As soon as the goosey-gander and Dunfin had found Thumbietot, they had started toward the north, in order to reach Taberg. But it had been a long road to travel, and the darkness was upon them before they had sighted the mountain top. "If we only get there by to-morrow, surely all our troubles will be over," thought the boy, and dug down into the straw to have it warmer. All the while the cow fussed and fumed in the stall. Then, all of a sudden, she began to talk to the boy. "Everything is wrong with me," said the cow. "I am neither milked nor tended. I have no night fodder in my manger, and no bed has been made under me. My mistress came here at dusk, to put things in order for me, but she felt so ill, that she had to go in soon again, and she has not returned."
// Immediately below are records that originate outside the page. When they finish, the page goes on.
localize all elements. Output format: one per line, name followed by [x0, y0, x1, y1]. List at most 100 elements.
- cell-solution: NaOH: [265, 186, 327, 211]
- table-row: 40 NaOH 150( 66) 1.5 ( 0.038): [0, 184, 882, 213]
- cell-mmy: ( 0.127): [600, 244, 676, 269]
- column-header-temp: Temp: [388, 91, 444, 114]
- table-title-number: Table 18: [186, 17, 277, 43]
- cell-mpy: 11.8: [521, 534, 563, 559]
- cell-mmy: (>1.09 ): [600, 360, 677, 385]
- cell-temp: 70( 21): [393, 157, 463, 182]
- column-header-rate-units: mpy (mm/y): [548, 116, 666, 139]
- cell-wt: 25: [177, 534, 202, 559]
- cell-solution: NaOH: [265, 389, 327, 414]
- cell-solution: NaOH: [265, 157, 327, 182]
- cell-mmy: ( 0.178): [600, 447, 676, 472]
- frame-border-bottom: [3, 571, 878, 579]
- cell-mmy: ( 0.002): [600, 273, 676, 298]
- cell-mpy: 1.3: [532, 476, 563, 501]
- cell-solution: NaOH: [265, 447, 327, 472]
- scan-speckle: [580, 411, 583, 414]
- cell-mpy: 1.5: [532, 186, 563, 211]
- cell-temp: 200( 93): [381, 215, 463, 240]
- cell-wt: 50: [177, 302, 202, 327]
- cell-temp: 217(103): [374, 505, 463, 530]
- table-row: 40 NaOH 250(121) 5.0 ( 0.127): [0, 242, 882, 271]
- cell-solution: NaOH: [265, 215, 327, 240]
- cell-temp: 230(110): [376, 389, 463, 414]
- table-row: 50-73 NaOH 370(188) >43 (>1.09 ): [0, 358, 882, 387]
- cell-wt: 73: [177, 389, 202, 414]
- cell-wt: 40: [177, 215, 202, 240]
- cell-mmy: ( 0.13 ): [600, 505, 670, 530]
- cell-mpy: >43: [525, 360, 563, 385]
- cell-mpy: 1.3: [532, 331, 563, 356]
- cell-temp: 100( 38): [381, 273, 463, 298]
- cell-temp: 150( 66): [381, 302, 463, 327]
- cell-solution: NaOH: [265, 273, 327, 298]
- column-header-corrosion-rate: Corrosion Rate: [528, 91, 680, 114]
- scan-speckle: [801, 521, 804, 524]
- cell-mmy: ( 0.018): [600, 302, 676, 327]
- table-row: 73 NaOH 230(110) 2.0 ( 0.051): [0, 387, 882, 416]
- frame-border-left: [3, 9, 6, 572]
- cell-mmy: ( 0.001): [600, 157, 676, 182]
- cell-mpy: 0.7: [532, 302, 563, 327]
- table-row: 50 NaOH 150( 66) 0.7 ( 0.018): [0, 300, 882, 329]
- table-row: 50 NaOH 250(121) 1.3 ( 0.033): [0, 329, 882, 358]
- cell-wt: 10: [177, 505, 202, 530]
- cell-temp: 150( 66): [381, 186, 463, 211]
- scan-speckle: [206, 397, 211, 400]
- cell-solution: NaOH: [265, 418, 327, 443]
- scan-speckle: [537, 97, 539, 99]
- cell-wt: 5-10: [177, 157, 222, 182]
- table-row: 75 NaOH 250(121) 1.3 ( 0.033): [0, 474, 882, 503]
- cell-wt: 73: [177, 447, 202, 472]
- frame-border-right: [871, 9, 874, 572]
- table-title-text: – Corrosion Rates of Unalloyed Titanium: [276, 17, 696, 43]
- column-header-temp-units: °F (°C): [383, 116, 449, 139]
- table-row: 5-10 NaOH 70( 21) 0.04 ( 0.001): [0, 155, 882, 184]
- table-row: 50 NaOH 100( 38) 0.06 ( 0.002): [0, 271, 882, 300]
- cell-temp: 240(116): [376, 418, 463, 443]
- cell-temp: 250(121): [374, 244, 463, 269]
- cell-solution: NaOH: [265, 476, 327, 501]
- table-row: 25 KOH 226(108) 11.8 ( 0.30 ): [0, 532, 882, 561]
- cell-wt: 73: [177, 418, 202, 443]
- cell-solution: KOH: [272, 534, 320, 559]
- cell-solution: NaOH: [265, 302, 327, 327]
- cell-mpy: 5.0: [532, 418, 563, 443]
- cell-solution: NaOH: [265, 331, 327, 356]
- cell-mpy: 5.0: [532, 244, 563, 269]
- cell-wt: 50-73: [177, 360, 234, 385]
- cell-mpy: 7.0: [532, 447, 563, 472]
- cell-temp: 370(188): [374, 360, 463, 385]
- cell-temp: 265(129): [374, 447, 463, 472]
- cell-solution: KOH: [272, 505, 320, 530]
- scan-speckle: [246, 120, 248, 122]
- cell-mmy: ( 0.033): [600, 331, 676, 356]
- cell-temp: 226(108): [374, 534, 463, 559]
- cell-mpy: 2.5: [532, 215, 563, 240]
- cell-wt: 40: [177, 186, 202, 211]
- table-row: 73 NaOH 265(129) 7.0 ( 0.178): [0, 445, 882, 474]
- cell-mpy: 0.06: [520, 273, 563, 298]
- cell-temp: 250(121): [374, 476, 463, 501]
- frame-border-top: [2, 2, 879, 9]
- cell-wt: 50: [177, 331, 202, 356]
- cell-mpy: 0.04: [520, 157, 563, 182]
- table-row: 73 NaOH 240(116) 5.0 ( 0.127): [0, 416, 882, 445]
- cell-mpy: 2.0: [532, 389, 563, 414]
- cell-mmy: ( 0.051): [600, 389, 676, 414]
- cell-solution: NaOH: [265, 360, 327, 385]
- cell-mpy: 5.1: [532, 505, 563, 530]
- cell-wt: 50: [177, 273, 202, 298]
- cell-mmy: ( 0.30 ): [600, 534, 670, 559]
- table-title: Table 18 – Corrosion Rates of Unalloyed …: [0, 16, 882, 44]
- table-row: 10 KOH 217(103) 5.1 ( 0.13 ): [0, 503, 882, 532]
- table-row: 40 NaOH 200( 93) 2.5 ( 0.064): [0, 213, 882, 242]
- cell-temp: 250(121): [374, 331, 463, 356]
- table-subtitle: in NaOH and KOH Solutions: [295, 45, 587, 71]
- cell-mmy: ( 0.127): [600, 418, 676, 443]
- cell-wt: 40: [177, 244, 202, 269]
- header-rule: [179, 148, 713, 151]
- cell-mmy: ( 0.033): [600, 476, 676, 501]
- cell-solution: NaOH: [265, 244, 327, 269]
"It's distressing that I should be little and powerless," said the boy. "I don't believe that I am able to help you." "You can't make me believe that you are powerless because you are little," said the cow. "All the elves that I've ever heard of, were so strong that they could pull a whole load of hay and strike a cow dead with one fist." The boy couldn't help laughing at the cow. "They were a very different kind of elf from me," said he. "But I'll loosen your halter and open the door for you, so that you can go out and drink in one of the pools on the place, and then I'll try to climb up to the hayloft and throw down some hay in your manger." "Yes, that would be some help," said the cow.
The boy did as he had said; and when the cow stood with a full manger in front of her, he thought that at last he should get some sleep. But he had hardly crept down in the bed before she began, anew, to talk to him.
"You'll be clean put out with me if I ask you for one thing more," said the cow. "Oh, no I won't, if it's only something that I'm able to do," said the boy. "Then I will ask you to go into the cabin, directly opposite, and find out how my mistress is getting along. I fear some misfortune has come to her." "No! I can't do that," said the boy. "I dare not show myself before human beings." "'Surely you're not afraid of an old and sick woman," said the cow. "But you do not need to go into the cabin. Just stand outside the door and peep in through the crack!" "Oh! if that is all you ask of me, I'll do it of course," said the boy.
With that he opened the cowshed door and went out in the yard. It was a fearful night! Neither moon nor stars shone; the wind blew a gale, and the rain came down in torrents. And the worst of all was that seven great owls sat in a row on the eaves of the cabin. It was awful just to hear them, where they sat and grumbled at the weather; but it was even worse to think what would happen to him if one of them should set eyes on him. That would be the last of him.
"Pity him who is little!" said the boy as he ventured out in the yard. And he had a right to say this, for he was blown down twice before he got to the house: once the wind swept him into a pool, which was so deep that he came near drowning. But he got there nevertheless.
He clambered up a pair of steps, scrambled over a threshold, and came into the hallway. The cabin door was closed, but down in one corner a large piece had been cut away, that the cat might go in and out. It was no difficulty whatever for the boy to see how things were in the cabin.
He had hardly cast a glance in there before he staggered back and turned his head away. An old, gray-haired woman lay stretched out on the floor within. She neither moved nor moaned; and her face shone strangely white. It was as if an invisible moon had thrown a feeble light over it.
The boy remembered that when his grandfather had died, his face had also become so strangely white-like. And he understood that the old woman who lay on the cabin floor must be dead. Death had probably come to her so suddenly that she didn't even have time to lie down on her bed.
As he thought of being alone with the dead in the middle of the dark night, he was terribly afraid. He threw himself headlong down the steps, and rushed back to the cowshed.